U.S. President Barack Obama, whose administration restored diplomatic relations with the island in 2015, expressed “a hand of friendship to the Cuban people” in a statement but also recognized the range of feelings surrounding the leader’s death.
“We know that this moment fills Cubans — in Cuba and in the United States — with powerful emotions, recalling the countless ways in which Fidel Castro altered the course of individual lives, families and of the Cuban nation. History will record and judge the enormous impact of this singular figure on the people and world around him,” he said.
In an interview with Spanish radio COPE, the president of the Cuban bishops’ conference, Archbishop Dionisio Garcia Ibanez of Santiago, said that each time there’s a change of government, there’s a change for a country, but in this case, there hasn’t been a change in the presidency.
“The figure of Fidel has been so significant, so influential, that it will always have an impact on society,” he said.
In a telegram in Spanish, Pope Francis extended his condolences to Raul Castro on the “sad news” of “the death of your dear brother.” The pope, credited with the rapprochement between the U.S. and Cuba, also expressed condolences to the government and to the Cuban people, and said he was offering prayers.
Though Raul Castro has publicly expressed admiration for Pope Francis, the relationship between the Catholic Church and the Cuban government can be described as a work in progress.
Catholics, like other religious groups in the country, witnessed the seizing of church properties, including schools, churches and other centres used for religious gatherings, following the 1959 revolution. Some locales were closed; others were put to non-religious uses. Priests and religious suspected of being against the revolution were jailed or expelled and practice of the Catholic faith dwindled on the island, particularly when the nation, under Soviet influence, was for a period an officially atheist country.
In recent years, however, the government allowed physical reconstruction of church buildings and some properties were returned to the care of the church. In 2015, the government granted permission for the construction of a new Catholic church on the island, something it hadn’t allowed in more than five decades.
In 1998, then Pope John Paul II paid a visit to the island that many credit with loosening religious limitations in Cuba. Since then, each pope who has visited the island also met with Fidel Castro, even after he ceded power.
Fidel Castro was last seen in public Nov. 16 when he met with the president of Vietnam.
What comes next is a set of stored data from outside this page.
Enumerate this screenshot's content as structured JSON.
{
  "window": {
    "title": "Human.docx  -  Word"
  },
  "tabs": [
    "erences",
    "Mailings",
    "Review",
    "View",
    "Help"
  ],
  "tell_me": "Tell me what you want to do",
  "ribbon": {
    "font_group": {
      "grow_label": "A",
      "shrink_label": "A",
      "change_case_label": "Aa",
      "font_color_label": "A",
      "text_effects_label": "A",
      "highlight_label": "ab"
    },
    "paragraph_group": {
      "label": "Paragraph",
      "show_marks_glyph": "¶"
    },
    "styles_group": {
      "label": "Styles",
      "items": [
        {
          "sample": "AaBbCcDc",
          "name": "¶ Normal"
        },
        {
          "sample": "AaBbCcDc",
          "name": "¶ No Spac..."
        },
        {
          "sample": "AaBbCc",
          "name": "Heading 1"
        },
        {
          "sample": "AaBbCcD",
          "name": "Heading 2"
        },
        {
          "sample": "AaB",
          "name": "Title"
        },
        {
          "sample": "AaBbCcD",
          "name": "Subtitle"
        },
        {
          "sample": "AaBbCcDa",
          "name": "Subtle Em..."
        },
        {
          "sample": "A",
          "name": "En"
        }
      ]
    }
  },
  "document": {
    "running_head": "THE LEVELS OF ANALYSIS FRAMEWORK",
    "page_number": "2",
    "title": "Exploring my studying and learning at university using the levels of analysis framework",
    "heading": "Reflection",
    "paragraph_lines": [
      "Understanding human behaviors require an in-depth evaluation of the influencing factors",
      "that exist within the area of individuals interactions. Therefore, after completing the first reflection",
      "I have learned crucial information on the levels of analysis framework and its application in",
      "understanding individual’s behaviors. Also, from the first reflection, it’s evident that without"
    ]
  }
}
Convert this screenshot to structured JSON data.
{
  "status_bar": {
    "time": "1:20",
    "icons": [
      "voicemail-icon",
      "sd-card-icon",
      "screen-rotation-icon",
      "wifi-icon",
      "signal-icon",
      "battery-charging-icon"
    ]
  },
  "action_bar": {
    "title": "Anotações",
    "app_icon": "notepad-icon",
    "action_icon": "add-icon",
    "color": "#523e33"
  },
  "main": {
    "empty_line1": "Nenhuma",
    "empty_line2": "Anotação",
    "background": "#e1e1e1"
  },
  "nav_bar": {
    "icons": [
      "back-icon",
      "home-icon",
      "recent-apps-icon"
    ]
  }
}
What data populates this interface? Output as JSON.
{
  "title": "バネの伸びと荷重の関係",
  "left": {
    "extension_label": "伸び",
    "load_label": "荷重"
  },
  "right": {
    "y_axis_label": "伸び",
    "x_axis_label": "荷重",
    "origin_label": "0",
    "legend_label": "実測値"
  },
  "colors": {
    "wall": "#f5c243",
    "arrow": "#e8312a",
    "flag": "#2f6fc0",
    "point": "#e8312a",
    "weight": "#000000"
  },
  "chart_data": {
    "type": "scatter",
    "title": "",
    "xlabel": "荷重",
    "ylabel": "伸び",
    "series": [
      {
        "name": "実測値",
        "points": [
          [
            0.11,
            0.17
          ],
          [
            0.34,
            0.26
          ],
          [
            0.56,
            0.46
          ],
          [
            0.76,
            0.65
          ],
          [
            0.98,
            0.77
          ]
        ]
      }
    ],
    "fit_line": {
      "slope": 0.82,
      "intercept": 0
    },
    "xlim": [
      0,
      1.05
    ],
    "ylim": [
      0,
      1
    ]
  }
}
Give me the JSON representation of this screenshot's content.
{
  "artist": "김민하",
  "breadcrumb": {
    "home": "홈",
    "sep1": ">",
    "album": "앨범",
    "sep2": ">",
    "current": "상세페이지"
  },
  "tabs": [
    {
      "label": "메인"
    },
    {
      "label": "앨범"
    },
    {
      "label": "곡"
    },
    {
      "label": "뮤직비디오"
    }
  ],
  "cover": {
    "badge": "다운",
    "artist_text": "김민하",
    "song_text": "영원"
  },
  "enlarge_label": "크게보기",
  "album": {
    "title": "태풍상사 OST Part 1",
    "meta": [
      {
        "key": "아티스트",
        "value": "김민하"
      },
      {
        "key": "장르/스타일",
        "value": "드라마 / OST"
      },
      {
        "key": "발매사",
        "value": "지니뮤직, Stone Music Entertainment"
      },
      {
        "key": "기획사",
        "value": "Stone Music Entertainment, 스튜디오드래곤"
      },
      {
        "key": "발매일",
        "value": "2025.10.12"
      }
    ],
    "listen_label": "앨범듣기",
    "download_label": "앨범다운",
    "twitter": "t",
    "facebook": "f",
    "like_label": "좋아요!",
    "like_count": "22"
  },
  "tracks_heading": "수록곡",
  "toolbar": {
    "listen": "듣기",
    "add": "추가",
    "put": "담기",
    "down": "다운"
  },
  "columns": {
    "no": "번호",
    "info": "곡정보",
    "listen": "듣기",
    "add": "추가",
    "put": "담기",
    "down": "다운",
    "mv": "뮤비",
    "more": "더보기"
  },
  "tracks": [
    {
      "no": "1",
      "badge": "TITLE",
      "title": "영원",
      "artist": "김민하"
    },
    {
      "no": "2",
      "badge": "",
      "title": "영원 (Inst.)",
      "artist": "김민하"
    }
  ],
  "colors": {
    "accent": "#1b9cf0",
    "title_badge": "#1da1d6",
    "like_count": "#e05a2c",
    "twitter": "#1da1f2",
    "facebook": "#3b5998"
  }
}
In the video announcing his death, his brother said Fidel Castro’s body was to be cremated, as he had wished.
Granma, the official newspaper of Cuba’s Communist party, announced nine days of national mourning from Nov. 26 until Dec. 4. His ashes, the newspaper said in an online article, will travel through some parts of Cuba, and mourners are expected to pay their respects during rallies that have been organized in his honour. His ashes will ultimately be interred at St. Ifigenia Cemetery in Santiago de Cuba, where Cuban national leader and Latin American icon Jose Marti is buried.